Essa “literatura” também nos explica, com algum detalhe, que o recrutamento directo pelas escolas pode ter um efeito positivo num período de tempo muito limitado, mas que a médio prazo não ajuda a combater qualquer tipo de desigualdades e até pode ter a consequência de as aumentar. A experiência demonstrou isso já no século XXI de forma muito clara. Em especial, quando se achou que seria a “localização” das políticas educativas a solução para um crescente problema de inclusão de grupos de imigrantes, mas rapidamente se verificou que isso estava a conduzir à criação de uma maior discriminação e mesmo “guetização” das comunidades escolares, em especial as que se começaram a fechar cada vez mais em si mesmas e cada vez mais indesejadas como ambientes de trabalho.

Não é por falta de estudos sobre estas questões que irão ser tomadas decisões que se revelaram pouco ajustadas em outras paragens. O mais curioso é que nuns momentos se elogia o avanço que os alunos portugueses tiveram em matéria de testes internacionais em relação aos de outros países, aparentemente mais desenvolvidos, que têm estado em acelerada descida ou incapazes de melhorar, mas não se estabelece a relação – óbvia – com a existência ou aumento da difusão de certas políticas alegadamente “descentralizadoras” na gestão do currículo e da gestão dos recursos humanos. Se tudo isso funcionasse, os resultados não teriam estagnado em alguns países anglo-saxónicos (incluindo os EUA) ou entrado em declínio (como nos longamente elogiados casos da Finlândia e Suécia).

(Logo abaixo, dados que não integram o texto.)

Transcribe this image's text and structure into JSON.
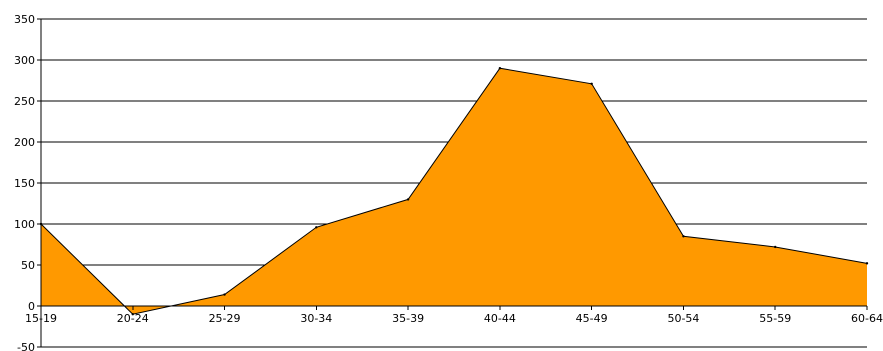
{
  "chart_data": {
    "type": "area",
    "title": "",
    "xlabel": "",
    "ylabel": "",
    "categories": [
      "15-19",
      "20-24",
      "25-29",
      "30-34",
      "35-39",
      "40-44",
      "45-49",
      "50-54",
      "55-59",
      "60-64"
    ],
    "series": [
      {
        "values": [
          100,
          -10,
          14,
          96,
          130,
          290,
          271,
          85,
          72,
          52
        ]
      }
    ],
    "ylim": [
      -50,
      350
    ],
    "yticks": [
      "-50",
      "0",
      "50",
      "100",
      "150",
      "200",
      "250",
      "300",
      "350"
    ],
    "grid": true,
    "legend": "none",
    "colors": {
      "fill": "#ff9900",
      "line": "#000000",
      "grid": "#000000"
    }
  }
}
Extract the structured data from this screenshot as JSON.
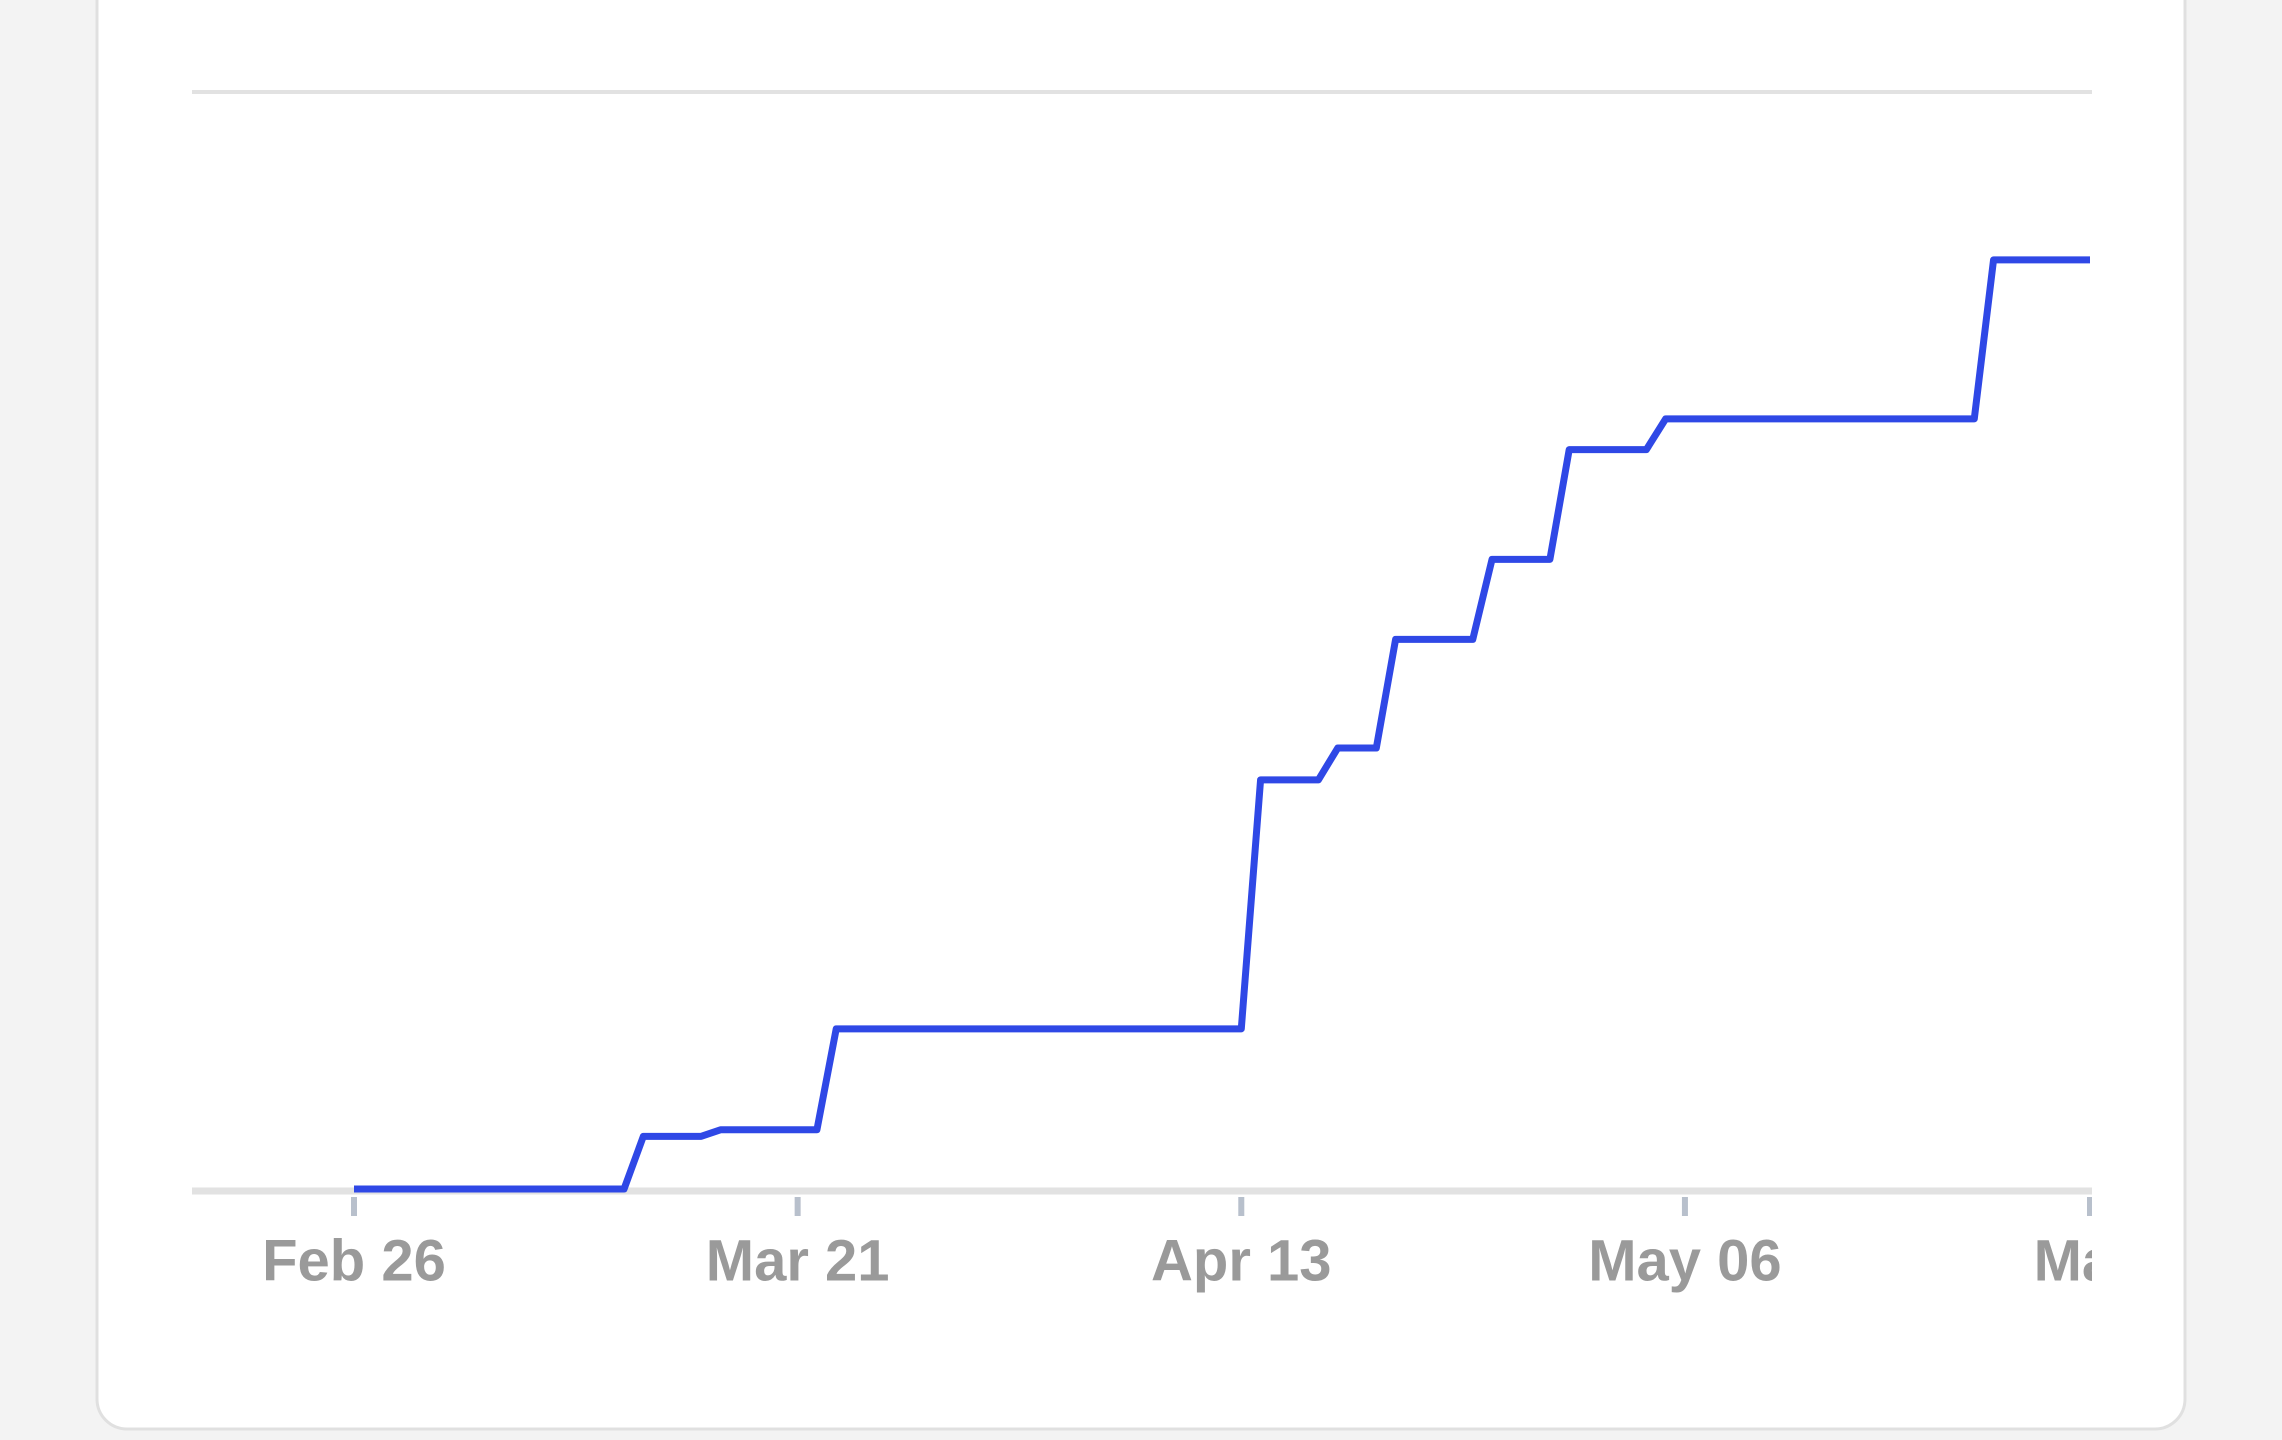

Curiosamente, em Inglaterra o início da recuperação nos resultados é associado a medicas como “[a] massive shifts of schools from local authority (municipality) control to direct contractual relations with central government.”. Por cá, lê-se pouco e aprende-se menos ainda, porque não há nada como políticos para não realizarem ou consolidarem novas aprendizagens que contrariem os seus credos e preconceitos.